>>59052396>>59052485I did a little further digging into the topic and it's actually pretty complex. When two different colonies of fungus are introduced to each other in real life, they establish communication by smelling each other's chemical signals and tasting one another's cell proteins. If they're a matching species, they'll merge into a super colony, which is how we end up with ecological marvels like the mile-wide colony running below Central Park in New York.

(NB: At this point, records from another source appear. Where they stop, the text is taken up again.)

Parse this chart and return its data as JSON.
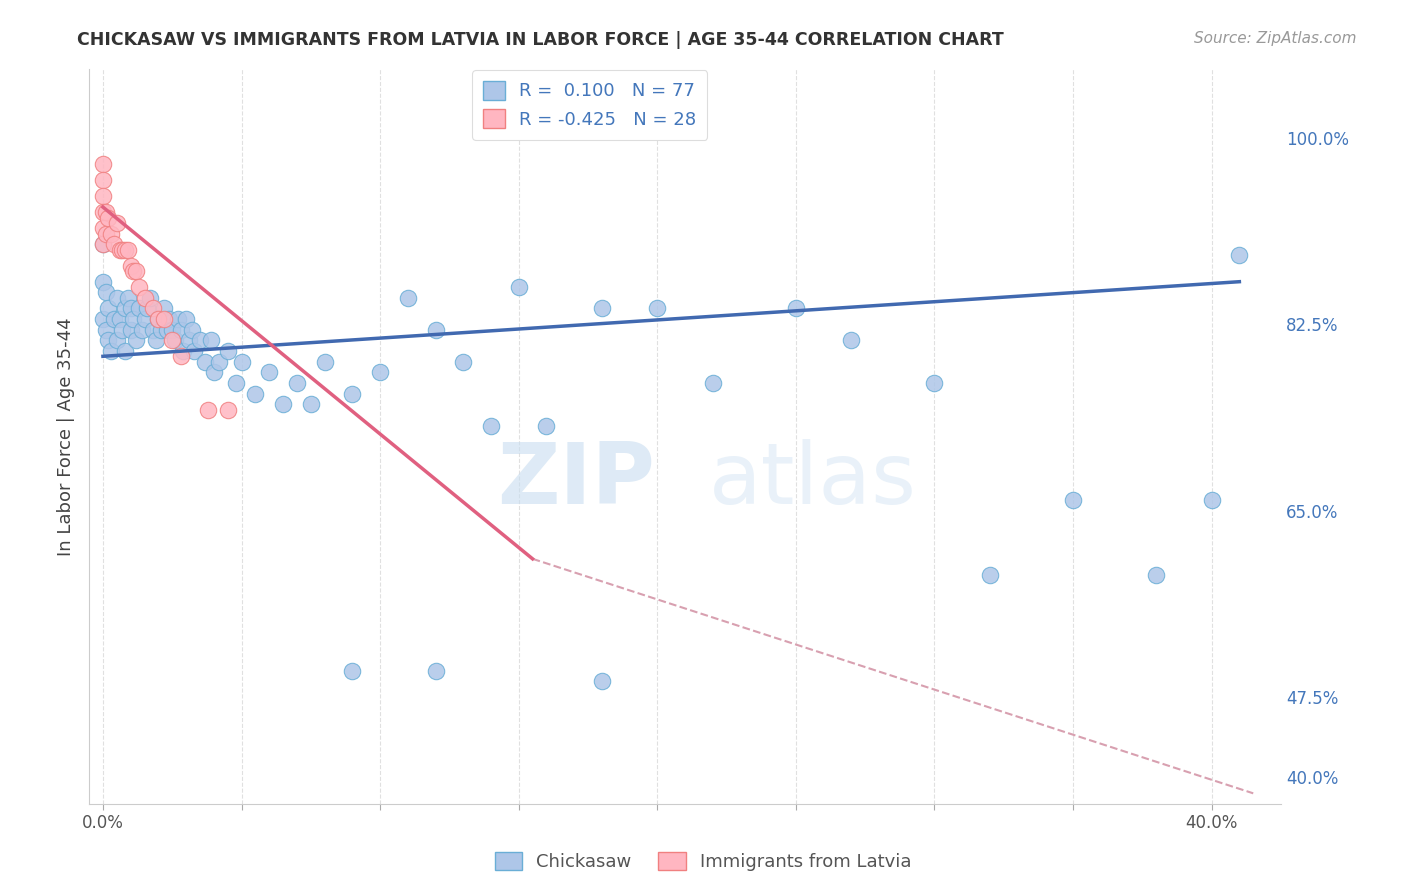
{
  "title": "CHICKASAW VS IMMIGRANTS FROM LATVIA IN LABOR FORCE | AGE 35-44 CORRELATION CHART",
  "source": "Source: ZipAtlas.com",
  "ylabel": "In Labor Force | Age 35-44",
  "xlim": [
    -0.005,
    0.425
  ],
  "ylim": [
    0.375,
    1.065
  ],
  "xtick_positions": [
    0.0,
    0.05,
    0.1,
    0.15,
    0.2,
    0.25,
    0.3,
    0.35,
    0.4
  ],
  "xticklabels": [
    "0.0%",
    "",
    "",
    "",
    "",
    "",
    "",
    "",
    "40.0%"
  ],
  "right_yticks": [
    1.0,
    0.825,
    0.65,
    0.475,
    0.4
  ],
  "right_yticklabels": [
    "100.0%",
    "82.5%",
    "65.0%",
    "47.5%",
    "40.0%"
  ],
  "grid_color": "#e0e0e0",
  "background_color": "#ffffff",
  "chickasaw_color": "#aec6e8",
  "chickasaw_edge_color": "#6aaed6",
  "latvia_color": "#ffb6c1",
  "latvia_edge_color": "#f08080",
  "legend_R_blue": "0.100",
  "legend_N_blue": "77",
  "legend_R_pink": "-0.425",
  "legend_N_pink": "28",
  "trend_blue_color": "#4169b0",
  "trend_pink_color": "#e06080",
  "trend_dashed_color": "#d8a0b0",
  "watermark_zip": "ZIP",
  "watermark_atlas": "atlas",
  "blue_trend_x": [
    0.0,
    0.41
  ],
  "blue_trend_y": [
    0.795,
    0.865
  ],
  "pink_trend_x": [
    0.0,
    0.155
  ],
  "pink_trend_y": [
    0.935,
    0.605
  ],
  "dashed_trend_x": [
    0.155,
    0.415
  ],
  "dashed_trend_y": [
    0.605,
    0.385
  ],
  "chickasaw_x": [
    0.0,
    0.0,
    0.0,
    0.001,
    0.001,
    0.002,
    0.002,
    0.003,
    0.004,
    0.005,
    0.005,
    0.006,
    0.007,
    0.008,
    0.008,
    0.009,
    0.01,
    0.01,
    0.011,
    0.012,
    0.013,
    0.014,
    0.015,
    0.016,
    0.017,
    0.018,
    0.019,
    0.02,
    0.021,
    0.022,
    0.023,
    0.024,
    0.025,
    0.026,
    0.027,
    0.028,
    0.029,
    0.03,
    0.031,
    0.032,
    0.033,
    0.035,
    0.037,
    0.039,
    0.04,
    0.042,
    0.045,
    0.048,
    0.05,
    0.055,
    0.06,
    0.065,
    0.07,
    0.075,
    0.08,
    0.09,
    0.1,
    0.11,
    0.12,
    0.13,
    0.14,
    0.15,
    0.16,
    0.18,
    0.2,
    0.22,
    0.25,
    0.27,
    0.3,
    0.32,
    0.35,
    0.38,
    0.4,
    0.41,
    0.09,
    0.12,
    0.18
  ],
  "chickasaw_y": [
    0.83,
    0.865,
    0.9,
    0.82,
    0.855,
    0.81,
    0.84,
    0.8,
    0.83,
    0.85,
    0.81,
    0.83,
    0.82,
    0.84,
    0.8,
    0.85,
    0.82,
    0.84,
    0.83,
    0.81,
    0.84,
    0.82,
    0.83,
    0.84,
    0.85,
    0.82,
    0.81,
    0.83,
    0.82,
    0.84,
    0.82,
    0.83,
    0.82,
    0.81,
    0.83,
    0.82,
    0.8,
    0.83,
    0.81,
    0.82,
    0.8,
    0.81,
    0.79,
    0.81,
    0.78,
    0.79,
    0.8,
    0.77,
    0.79,
    0.76,
    0.78,
    0.75,
    0.77,
    0.75,
    0.79,
    0.76,
    0.78,
    0.85,
    0.82,
    0.79,
    0.73,
    0.86,
    0.73,
    0.84,
    0.84,
    0.77,
    0.84,
    0.81,
    0.77,
    0.59,
    0.66,
    0.59,
    0.66,
    0.89,
    0.5,
    0.5,
    0.49
  ],
  "latvia_x": [
    0.0,
    0.0,
    0.0,
    0.0,
    0.0,
    0.0,
    0.001,
    0.001,
    0.002,
    0.003,
    0.004,
    0.005,
    0.006,
    0.007,
    0.008,
    0.009,
    0.01,
    0.011,
    0.012,
    0.013,
    0.015,
    0.018,
    0.02,
    0.022,
    0.025,
    0.028,
    0.038,
    0.045
  ],
  "latvia_y": [
    0.975,
    0.96,
    0.945,
    0.93,
    0.915,
    0.9,
    0.93,
    0.91,
    0.925,
    0.91,
    0.9,
    0.92,
    0.895,
    0.895,
    0.895,
    0.895,
    0.88,
    0.875,
    0.875,
    0.86,
    0.85,
    0.84,
    0.83,
    0.83,
    0.81,
    0.795,
    0.745,
    0.745
  ]
}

If the fungus colonies are of different species but share the same niche, they immediately start creating borders of thickened mycelium and chemically-enforced demarcation lines where no fungus can grow in order to deny area access, and then ramp up enzyme production in order to starve out their enemy until only one colony remains. If they don't have the same niche, they'll just ignore each other. Trychoderma is an outlier that actively predates other fungi by drilling into their mycelium cells and vampirising their nutrients.
Some species of fungus are known to trade nitrogen-rich compounds from deep underground with plant roots to nourish the plant in exchange for the plant releasing carbon-rich sugars to feed the mushroom; and likewise fungi and bacteria can work together to break down compounds that neither species could process on their own. Fungi could theoretically use these same channels to exchange nutrients between different species, but mushrooms are so poorly researched that we haven't proven this yet.
So the answer is: the mushroom Pokemon will ignore each other if they can get away with it, will avoid each other if possible, and then commit war crimes if they have to fight. Breloom will start throwing hands, Amoonguss will flood the air with poisonous spores to choke out their neighbors, Toedscruel and its little shadows will run for the hills, Parasect will try to eat its enemies' children and Shiinotic unleashes 11,000 lumens of fuck-you to cook the spores of their enemies.